Vesîle ve tevessülün cevazını gösteren deliller vardır. Nitekim Kur'an'daki: "Ey iman edenler, Allah'tan korkun, O'na yakınlaşmak için vesile arayın!" (el-Maide, 5/35) Vesîlenin ne olduğu hep tartışılmıştır. Amellerin Allah'a yakınlığa vesîle olduğu, amelle tevessül edip Hakk Teala'dan talepte bulunmanın cevazı hadis kaynaklarında "mağara hadisi" diye de geçen bir hadisten çıkarıldığı görülmektedir. Rivayete göre İslam'dan önce yolculuğa çıkan ve gecelemek üzere bir mağaraya giren, orada bulundukları sırada yağan yağmurdan meydana gelen sel sularının getirdiği bir kaya ile kapıları kapanan üç genç vardır. Bu üç arkadaştan herbiri yaptıkları bir ameli arzederek Cenab-ı Hakk'tan mağara kapısının açılmasını taleb etmişler ve her birinin duasıyla kapı biraz açılmış, ve nihayet sonuncuda kapı tamamıyla açılıp kurtulmuşlardır. (bk. Buharî, İcar, 12; Müslim Deavat, 101) Sünnette Hz. Peygamber'in hadislerinde şahıslara tevessülün cevazını gösteren örnekler vardır. (bk. Buhari, İstiska, 15; Tirmizî, Deavat, 49; İbn Mace, İkame, 5; İbn Hanbel, IV, 138) Yine Allah Rasûlü, fakir muhacirler hürmetine müslümanlara zafer ve yardım ihsan etmesini Allah'tan dilerdi. (bk. Taberanî, el-Mu'cemu'l-kebîr, I, 292)

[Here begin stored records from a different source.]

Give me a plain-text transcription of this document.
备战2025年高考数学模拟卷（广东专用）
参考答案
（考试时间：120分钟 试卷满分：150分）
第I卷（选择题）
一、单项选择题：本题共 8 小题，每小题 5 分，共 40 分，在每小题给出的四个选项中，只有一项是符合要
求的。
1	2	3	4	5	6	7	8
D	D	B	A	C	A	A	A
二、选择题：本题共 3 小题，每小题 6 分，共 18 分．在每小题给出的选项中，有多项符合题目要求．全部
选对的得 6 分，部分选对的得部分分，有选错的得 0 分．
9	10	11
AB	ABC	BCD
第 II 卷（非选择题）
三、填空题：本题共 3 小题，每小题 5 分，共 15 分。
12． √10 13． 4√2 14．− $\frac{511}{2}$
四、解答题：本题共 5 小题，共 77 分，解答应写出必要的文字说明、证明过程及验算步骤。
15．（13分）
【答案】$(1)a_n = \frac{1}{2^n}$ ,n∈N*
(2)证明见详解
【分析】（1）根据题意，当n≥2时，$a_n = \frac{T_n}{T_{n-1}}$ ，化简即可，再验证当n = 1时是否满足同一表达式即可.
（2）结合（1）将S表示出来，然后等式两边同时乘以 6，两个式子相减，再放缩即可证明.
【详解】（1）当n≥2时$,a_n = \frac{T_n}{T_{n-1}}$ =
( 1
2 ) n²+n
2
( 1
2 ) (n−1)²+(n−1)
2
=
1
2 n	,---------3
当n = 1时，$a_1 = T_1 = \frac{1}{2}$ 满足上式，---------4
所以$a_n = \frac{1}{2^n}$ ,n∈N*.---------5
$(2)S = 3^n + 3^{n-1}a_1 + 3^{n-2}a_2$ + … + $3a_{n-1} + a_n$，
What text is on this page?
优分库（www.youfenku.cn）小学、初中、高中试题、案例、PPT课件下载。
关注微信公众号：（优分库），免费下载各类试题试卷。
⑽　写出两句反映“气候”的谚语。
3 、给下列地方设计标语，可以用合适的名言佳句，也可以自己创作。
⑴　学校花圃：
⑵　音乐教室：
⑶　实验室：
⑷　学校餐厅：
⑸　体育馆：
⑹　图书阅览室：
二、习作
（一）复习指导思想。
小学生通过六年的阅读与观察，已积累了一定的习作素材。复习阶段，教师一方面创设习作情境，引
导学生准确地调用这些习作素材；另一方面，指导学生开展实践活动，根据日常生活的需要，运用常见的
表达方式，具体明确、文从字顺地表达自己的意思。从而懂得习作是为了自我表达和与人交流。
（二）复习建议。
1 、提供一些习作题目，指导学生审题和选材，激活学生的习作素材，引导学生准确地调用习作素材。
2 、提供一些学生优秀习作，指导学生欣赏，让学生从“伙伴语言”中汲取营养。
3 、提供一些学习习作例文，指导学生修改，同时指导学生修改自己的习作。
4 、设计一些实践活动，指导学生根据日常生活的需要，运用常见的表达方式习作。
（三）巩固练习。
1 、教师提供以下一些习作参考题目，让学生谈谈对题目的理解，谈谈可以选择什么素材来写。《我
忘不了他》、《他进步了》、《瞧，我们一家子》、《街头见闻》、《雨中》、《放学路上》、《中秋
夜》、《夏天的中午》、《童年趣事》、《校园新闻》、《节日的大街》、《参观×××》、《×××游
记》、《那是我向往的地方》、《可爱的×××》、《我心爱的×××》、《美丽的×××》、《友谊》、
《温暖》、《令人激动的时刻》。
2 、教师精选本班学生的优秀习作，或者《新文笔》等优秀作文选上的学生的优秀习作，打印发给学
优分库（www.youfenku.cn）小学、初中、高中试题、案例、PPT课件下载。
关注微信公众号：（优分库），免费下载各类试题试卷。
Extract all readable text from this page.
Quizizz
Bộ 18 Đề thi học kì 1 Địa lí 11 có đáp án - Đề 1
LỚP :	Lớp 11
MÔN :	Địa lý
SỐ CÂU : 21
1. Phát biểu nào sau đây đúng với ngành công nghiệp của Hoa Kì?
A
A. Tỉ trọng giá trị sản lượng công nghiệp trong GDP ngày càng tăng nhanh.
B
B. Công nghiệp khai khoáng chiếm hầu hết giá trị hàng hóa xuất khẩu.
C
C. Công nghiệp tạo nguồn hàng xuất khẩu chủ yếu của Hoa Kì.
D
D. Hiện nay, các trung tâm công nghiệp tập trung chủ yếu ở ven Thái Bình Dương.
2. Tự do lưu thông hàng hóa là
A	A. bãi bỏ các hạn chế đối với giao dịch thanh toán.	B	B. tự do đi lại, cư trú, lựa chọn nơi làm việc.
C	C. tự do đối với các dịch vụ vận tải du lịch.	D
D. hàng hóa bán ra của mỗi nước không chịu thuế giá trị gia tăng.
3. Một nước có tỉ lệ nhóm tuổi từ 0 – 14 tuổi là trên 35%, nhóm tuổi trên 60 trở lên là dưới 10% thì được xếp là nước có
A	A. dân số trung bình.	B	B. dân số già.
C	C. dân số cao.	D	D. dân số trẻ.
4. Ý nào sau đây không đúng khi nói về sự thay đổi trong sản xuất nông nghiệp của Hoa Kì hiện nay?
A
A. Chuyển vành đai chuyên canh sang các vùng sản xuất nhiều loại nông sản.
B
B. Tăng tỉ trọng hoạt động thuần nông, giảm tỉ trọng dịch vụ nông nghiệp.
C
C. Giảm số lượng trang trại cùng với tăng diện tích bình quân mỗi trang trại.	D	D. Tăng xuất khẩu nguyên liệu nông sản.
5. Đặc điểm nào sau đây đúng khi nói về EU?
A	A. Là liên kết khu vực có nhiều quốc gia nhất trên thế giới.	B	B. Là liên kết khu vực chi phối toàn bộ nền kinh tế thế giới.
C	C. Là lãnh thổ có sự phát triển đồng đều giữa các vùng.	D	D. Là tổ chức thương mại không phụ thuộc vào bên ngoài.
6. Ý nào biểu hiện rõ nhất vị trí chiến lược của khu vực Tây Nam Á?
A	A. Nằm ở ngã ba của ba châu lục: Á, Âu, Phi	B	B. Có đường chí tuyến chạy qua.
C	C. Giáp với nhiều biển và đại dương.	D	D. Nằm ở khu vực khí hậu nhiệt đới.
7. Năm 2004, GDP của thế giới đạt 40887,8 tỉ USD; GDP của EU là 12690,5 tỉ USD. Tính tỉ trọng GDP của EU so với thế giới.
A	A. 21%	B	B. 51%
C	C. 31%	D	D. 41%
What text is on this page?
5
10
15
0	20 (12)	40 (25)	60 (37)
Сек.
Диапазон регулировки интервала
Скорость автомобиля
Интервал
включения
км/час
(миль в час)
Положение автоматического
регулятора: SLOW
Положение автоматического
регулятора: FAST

Tevessül ya ibadet ve amellerle olur, ya da Hz. Peygamber, velî ve salih kişileri vesîle kılarak olur. Amellerin Hakk'a yakınlığa vesîle, Allah'ın rızasına ermede vasıta olduğunda şüphe yoktur. Hz. Peygamber'i vesîle almanın cevazı, kendi ifadeleriyle sabittir.
- Peygamberlerin, Kur'an'ın ve evliyanın şefaatları haktır. Ancak bunlardan dünyada iken şefaat istenilebileceğine dair bildirilmiş bir nass var mıdır?
- Sizin de belirttiğiniz gibi, hadislerde nebîlerin, alimlerin, şehidlerin ve siddîkların kıyamette şefaat edeceklerine ilişkin pek çok rivayet vardır. Yukarıda vesîle konusunda zikrettiğimiz şu hadis, dünyada da Allah Rasûlü'nden şefaat talebinin cevazını göstermektedir. Gözleri kapanan bir adam Peygamberimiz'e gelerek: "Ya Rasûlallah gözlerim kapandı. Benim için dua buyur." demişti. Peygamberimiz: "Abdest al, iki rek'at namaz kıl, sonra da şöyle de: Allah'ım peygamberin Muhammed ile sana tevessül ediyorum. Ey Muhammed, gözümün açılması için senin şefaatçi olmanı istiyorum. Allah'ım onun hakkımdaki şefaatini kabul buyur." demiş ve ardından Hz. Peygamber şöyle ilave etmişti: "Bir ihtiyacın olduğu zaman hep aynısını yap!" Bu olaydan sonra adamın gözleri açılmıştı. (bk. Tirmizi, Deavat, 49; İbn Mace, İkame, 5; İbn Hanbel, IV, 138)
Sûfiler, şefaat olayını genellikle bu dünyadan başlayarak devam eden bir iltifat-ı Nebî olarak görür ve "Şefaat ya Rasûlallah!" derken bu heyecanı duyarlar. Allah Rasûlü'ne salat ü selam getirirken adeta onunla yüzyüze, gözgöze olduklarını düşünürler. Çünkü Allah Rasûlü: "Bir kimse bana selam verince Allah bana rûhumu geri verir. Ben de onun selâmına mukabele ederim." (Ebu Davud, Cenaiz, 94) buyurmaktadır.